Sujos e suados, eu parei na porta ansiosamente procurando por um lugar seguro para deixar minha bicicleta carregada para poder mergulhar e não havia nenhuma. Eu devo ter sido uma visão estranha enquanto os compradores entrando e saindo começaram a me dar olhares engraçados. Finalmente eu tive que admitir a derrota, virar as costas para a porta e direcionar minhas rodas para o acampamento.

Nenhum baobá em Mzuzu para poder estacionar o Foxtrot!

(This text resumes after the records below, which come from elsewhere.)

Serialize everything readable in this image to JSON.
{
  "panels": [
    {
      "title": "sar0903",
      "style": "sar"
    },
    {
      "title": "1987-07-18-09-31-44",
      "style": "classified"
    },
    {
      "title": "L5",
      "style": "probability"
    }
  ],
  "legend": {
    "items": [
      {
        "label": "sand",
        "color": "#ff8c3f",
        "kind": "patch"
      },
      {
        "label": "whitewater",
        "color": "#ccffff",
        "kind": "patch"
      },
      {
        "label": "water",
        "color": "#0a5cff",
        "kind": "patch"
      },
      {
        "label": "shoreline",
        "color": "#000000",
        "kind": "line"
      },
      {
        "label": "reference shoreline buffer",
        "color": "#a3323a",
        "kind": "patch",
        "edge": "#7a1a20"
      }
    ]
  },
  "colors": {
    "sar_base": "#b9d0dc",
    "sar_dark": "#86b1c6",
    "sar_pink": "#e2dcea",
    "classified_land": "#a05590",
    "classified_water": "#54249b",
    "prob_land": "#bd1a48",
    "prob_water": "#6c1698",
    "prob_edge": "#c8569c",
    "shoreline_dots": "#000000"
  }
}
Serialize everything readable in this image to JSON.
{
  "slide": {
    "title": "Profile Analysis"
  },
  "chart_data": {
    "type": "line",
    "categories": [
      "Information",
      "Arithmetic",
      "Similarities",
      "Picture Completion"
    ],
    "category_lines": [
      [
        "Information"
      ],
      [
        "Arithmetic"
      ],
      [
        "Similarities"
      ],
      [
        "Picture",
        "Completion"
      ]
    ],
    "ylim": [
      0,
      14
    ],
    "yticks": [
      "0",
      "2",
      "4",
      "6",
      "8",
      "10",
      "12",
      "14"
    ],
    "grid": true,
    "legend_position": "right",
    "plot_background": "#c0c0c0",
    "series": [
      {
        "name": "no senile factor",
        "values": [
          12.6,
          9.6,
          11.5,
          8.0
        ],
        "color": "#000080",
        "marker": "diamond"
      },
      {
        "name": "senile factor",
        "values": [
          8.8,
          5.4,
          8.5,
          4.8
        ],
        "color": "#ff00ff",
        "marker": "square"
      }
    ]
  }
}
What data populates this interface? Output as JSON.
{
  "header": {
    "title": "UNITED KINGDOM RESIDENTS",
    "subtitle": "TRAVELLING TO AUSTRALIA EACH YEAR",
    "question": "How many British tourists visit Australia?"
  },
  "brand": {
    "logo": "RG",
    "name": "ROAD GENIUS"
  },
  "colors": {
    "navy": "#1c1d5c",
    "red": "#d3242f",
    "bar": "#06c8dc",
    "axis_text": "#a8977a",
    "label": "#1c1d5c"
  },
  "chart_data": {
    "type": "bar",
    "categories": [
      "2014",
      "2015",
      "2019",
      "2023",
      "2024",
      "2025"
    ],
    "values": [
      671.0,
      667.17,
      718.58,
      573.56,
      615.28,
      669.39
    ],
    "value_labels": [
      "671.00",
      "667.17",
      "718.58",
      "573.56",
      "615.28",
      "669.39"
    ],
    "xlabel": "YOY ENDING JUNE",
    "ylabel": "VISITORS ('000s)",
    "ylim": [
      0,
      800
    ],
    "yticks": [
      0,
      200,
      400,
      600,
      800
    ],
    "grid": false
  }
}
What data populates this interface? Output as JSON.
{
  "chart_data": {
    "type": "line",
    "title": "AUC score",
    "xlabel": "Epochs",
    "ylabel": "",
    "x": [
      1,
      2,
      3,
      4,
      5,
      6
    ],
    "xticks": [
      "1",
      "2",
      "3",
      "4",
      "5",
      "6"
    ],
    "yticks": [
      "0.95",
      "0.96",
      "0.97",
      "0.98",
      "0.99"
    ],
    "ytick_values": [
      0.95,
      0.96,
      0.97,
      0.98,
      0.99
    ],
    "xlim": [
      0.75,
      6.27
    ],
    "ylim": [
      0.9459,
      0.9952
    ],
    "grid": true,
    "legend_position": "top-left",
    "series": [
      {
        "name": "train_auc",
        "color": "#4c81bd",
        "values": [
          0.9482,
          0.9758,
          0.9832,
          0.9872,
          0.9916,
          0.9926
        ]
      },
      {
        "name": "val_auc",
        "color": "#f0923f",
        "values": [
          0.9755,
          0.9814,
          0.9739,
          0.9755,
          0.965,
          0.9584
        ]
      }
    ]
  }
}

Como todos os outros acampamentos do Malaui em que eu fiquei, o de Mzuzu era dirigido por estrangeiros – sul-africanos brancos, alemães, americanos. Projetado com a clientela mzungu em mente, todos eles estavam limpos e confortáveis, água quente, água potável, cervejas geladas, cardápios variados, belos gramados e em todos eles os preços, comparados aos ganhos locais, eram astronômicos.

A vista da minha tenda em um dos acampamentos que eu fiquei em
E a vila de pescadores do lado de fora

No Malawi a desigualdade me encarou mais do que em qualquer outro lugar nesta viagem e é por isso que não foi uma surpresa quando no meu último dia no país, uma menininha que tinha fugido de sua cabana para a estrada com enorme strides disse: “Dê-me o meu dinheiro” quando passei por ela.